I pray that the days of the backdoor and side door deals of individuals who have little to no interest in seeing the people or the businesses in Midtown’s socio-economic status improve is something that happened in the past and we gain a sense of determination that it will not happen no more, no more, no more!
In May of this year, the St. Petersburg City Council adopted the south St. Petersburg Community Redevelopment Plan, which is a comprehensive plan aimed at reducing poverty in the designated redevelopment area that is boarded between 30th Avenue South to Second Avenue North, I 275 to the north, 49th Street to the west and 4th Street to the east. This plan has the potential to do what Hope VI should have done!
However, if city staff and the Community Advisory Committee does not acknowledge that the current formatting of the CRA Plan doesn’t allow for the level of long term accountability/sustainability, we simply will see history repeat itself.
In a two part series entitled “Laying the foundation for planning, Why God Calls Us to Plan,” authors Dr. Howard W. Olsen, and his wife Dr. Nancy Olsen layout a biblical framework for strategic planning. They lay out the primary components of a strategic plan that includes:
• Mission/core purpose;
• Goals (Specific methods for getting to where you are going)
• Core Values/Beliefs;
• Vision (5-10 years where are we going)
• Strategic Objectives (intermediate objectives or milestones you need to accomplish to get where you are going)
• Scorecard/Evaluation (measure and manages your strategic plan)
• Action Steps (usually in increments of 30, 60, 90 day specific actions
The CRA must be viewed as a strategic road map for reducing poverty. Inasmuch it should have the following core components that are consistent with those outlined by the Olsens, and any other consultants who assist organizations with mapping their strategic direction.
• The CRA redevelopment plan must be formatted with specific goals, objectives and measurable outcomes, which are related directly toward the overarching goal of reducing poverty. The plan must be void of any one individual’s interpretation of what outcomes will reduce poverty and which ones won’t. The members of the community advisory committee who have staggered terms must develop an implementation plan that stands on its own merit regardless of who comes and goes as a part of this long-term planning process.
• The CRA redevelopment plan must include a mapping of the human, physical and financial assets that already exist within this community, and once identified determine how those assets should be supported to achieve specific objectives prior to going out with an RFP that will result in someone else coming into the community and doing something for us at the risk of duplicating something that is already existing within the community.
During SPC’s ribbon cutting ceremony, Gibbons made reference to SPC’s earlier plans to build a state-of-the-art childcare facility, however, through their planning process questioned the practicality of that when there were already two childcare facilities in place: Happy Worker’s Learning Center Inc. and Mt. Zion Progressive Missionary Baptist Church within close proximity of the Midtown campus.
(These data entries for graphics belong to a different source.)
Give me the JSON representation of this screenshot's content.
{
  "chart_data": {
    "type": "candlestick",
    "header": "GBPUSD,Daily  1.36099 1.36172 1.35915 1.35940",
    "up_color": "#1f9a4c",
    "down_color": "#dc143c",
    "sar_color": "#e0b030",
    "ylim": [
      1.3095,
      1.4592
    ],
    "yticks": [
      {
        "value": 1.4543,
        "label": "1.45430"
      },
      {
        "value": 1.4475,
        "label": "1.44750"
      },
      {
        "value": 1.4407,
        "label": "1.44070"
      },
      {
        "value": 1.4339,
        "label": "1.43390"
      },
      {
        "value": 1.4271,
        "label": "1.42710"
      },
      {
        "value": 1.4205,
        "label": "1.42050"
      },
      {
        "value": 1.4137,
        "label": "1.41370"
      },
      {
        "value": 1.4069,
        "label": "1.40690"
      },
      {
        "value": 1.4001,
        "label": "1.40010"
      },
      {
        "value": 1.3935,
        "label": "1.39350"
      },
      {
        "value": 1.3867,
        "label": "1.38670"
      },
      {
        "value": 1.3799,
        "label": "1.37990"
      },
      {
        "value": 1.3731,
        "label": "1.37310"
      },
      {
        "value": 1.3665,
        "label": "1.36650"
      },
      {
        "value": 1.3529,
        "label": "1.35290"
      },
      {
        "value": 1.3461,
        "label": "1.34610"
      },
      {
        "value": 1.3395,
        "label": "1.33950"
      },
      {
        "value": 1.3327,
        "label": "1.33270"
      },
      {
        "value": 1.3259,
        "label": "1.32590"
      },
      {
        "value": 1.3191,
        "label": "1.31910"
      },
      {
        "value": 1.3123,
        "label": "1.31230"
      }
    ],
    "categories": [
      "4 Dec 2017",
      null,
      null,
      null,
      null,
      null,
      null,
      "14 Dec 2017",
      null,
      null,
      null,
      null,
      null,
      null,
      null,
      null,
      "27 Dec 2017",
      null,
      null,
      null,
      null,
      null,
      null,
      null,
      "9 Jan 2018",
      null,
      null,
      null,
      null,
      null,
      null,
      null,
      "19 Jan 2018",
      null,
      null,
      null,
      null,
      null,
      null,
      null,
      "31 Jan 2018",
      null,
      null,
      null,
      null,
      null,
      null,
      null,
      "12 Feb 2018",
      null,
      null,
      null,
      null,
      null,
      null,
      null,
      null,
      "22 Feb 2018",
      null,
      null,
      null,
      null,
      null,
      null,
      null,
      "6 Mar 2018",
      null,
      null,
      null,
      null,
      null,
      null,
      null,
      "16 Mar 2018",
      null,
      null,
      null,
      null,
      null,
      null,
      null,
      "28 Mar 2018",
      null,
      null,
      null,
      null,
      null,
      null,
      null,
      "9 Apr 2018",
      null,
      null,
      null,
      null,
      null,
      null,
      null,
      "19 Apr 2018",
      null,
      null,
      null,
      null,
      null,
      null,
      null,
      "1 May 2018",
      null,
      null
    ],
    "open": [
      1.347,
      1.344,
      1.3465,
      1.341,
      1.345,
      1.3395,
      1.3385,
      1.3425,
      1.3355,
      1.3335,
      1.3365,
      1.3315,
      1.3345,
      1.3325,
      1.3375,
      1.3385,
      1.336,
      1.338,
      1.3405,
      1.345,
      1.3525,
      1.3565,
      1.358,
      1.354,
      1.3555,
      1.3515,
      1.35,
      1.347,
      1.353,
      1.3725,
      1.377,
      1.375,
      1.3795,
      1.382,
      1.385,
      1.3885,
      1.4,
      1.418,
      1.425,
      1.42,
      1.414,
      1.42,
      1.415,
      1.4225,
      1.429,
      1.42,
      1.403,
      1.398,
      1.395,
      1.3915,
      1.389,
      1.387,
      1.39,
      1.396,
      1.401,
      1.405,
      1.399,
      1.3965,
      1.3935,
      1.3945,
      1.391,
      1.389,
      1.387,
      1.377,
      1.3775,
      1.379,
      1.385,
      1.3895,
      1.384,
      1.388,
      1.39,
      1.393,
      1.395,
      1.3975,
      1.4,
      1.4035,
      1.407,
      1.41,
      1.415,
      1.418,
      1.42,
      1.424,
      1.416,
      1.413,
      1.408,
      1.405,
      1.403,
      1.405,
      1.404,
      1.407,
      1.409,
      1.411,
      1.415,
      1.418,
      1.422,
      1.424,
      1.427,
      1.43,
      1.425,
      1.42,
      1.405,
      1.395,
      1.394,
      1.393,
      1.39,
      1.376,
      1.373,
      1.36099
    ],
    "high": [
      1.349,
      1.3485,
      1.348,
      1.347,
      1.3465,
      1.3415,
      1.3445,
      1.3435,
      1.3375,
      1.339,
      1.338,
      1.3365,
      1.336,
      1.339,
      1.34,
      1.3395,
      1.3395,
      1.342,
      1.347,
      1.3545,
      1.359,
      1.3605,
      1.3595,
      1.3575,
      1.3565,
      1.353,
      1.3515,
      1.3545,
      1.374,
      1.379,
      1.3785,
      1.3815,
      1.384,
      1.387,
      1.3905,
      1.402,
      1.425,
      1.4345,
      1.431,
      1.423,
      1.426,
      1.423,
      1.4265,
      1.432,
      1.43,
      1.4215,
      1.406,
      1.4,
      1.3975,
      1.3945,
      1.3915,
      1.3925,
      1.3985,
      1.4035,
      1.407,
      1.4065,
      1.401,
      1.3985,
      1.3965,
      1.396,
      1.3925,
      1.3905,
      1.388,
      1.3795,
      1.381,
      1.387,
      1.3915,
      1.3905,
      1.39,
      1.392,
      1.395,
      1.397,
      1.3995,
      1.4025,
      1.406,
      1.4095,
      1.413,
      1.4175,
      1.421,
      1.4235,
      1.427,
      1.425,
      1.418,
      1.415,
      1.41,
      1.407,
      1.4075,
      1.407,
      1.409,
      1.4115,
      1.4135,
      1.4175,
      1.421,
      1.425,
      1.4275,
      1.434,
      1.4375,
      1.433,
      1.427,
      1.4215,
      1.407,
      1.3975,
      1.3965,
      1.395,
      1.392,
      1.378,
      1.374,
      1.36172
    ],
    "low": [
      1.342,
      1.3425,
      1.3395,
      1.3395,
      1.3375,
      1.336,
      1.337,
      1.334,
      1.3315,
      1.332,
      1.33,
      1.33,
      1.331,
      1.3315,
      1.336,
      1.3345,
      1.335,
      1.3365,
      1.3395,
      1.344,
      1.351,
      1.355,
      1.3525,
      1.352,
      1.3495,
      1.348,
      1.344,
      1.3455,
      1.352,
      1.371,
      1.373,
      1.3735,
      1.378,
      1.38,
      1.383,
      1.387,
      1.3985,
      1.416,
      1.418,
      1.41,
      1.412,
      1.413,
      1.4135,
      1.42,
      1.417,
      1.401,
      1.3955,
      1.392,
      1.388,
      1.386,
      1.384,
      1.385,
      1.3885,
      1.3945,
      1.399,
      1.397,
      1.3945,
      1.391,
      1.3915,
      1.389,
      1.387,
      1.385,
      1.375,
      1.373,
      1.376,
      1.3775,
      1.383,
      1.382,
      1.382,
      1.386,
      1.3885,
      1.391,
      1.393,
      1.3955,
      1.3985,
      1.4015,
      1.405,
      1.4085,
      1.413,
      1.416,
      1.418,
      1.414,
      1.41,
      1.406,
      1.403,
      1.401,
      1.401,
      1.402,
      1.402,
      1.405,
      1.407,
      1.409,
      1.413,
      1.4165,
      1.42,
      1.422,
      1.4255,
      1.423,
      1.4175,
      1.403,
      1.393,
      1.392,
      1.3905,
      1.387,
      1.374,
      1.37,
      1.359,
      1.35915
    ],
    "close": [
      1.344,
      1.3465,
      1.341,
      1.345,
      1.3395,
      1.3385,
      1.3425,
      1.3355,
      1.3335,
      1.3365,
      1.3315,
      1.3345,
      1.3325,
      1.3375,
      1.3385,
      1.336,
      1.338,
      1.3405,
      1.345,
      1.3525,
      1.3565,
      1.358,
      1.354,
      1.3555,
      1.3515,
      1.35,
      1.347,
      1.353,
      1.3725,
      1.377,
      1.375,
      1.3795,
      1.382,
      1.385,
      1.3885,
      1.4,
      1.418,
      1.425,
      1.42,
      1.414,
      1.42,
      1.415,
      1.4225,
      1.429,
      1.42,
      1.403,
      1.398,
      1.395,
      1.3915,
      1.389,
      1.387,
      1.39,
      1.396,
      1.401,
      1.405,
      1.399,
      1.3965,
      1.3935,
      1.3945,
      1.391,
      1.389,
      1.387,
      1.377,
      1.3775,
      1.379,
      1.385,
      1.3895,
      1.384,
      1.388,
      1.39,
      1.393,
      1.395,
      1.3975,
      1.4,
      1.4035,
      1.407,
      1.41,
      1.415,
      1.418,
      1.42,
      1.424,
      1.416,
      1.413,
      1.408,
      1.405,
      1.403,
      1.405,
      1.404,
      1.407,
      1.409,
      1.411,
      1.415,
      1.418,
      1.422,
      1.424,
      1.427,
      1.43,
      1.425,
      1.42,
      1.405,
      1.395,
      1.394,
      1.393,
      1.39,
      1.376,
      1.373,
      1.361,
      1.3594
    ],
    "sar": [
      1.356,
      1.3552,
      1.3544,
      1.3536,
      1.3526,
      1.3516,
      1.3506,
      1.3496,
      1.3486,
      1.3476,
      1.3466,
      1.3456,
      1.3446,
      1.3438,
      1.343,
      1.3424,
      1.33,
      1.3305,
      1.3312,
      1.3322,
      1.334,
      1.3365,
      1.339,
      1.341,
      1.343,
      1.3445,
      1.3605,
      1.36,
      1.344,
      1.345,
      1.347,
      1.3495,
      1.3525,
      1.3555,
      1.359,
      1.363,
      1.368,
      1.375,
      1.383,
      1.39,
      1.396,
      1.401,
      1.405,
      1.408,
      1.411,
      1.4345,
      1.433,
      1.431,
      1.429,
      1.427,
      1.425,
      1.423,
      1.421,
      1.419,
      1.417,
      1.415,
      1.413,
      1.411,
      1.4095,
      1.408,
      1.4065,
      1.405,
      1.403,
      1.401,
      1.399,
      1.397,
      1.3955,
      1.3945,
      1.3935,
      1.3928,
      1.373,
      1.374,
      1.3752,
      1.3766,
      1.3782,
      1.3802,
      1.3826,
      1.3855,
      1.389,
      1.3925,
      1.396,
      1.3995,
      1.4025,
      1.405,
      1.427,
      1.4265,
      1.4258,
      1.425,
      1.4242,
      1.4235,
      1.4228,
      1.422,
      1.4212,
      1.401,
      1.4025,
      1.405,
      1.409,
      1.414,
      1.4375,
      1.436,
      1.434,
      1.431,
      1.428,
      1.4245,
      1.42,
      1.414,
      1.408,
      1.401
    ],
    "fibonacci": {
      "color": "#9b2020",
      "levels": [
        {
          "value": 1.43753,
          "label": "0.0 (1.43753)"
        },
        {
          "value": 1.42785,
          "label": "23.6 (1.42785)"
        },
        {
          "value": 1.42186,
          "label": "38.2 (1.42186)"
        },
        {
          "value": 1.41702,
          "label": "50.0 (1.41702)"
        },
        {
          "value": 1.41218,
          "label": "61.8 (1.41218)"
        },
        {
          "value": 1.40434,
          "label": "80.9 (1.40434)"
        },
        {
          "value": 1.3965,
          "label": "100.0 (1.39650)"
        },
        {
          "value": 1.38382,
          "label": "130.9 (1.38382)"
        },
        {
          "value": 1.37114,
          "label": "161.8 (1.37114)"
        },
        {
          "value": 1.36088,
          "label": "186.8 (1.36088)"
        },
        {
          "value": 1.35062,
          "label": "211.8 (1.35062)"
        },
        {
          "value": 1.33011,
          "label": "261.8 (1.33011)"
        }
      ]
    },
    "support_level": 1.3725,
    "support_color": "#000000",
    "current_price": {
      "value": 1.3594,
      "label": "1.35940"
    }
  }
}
(The comment brought tears to my eyes. Historically the African-American community has had to suffer through all of the half-hearted ideas and plans that others have had for us, with one of the casualties being our businesses have close.)
• Lastly the CRA plan must include a partnership with one of our educational institutions with the capacity to develop an evaluation component to the redevelopment plan that clearly evaluates the plan’s effectiveness in reducing poverty within the CRA boundaries.
It is my hope that for once and for all the powers to be in Pinellas County can convincingly demonstrate that BLACK LIVES DO MATTER, as evidenced in their actions and not via sheer rhetoric!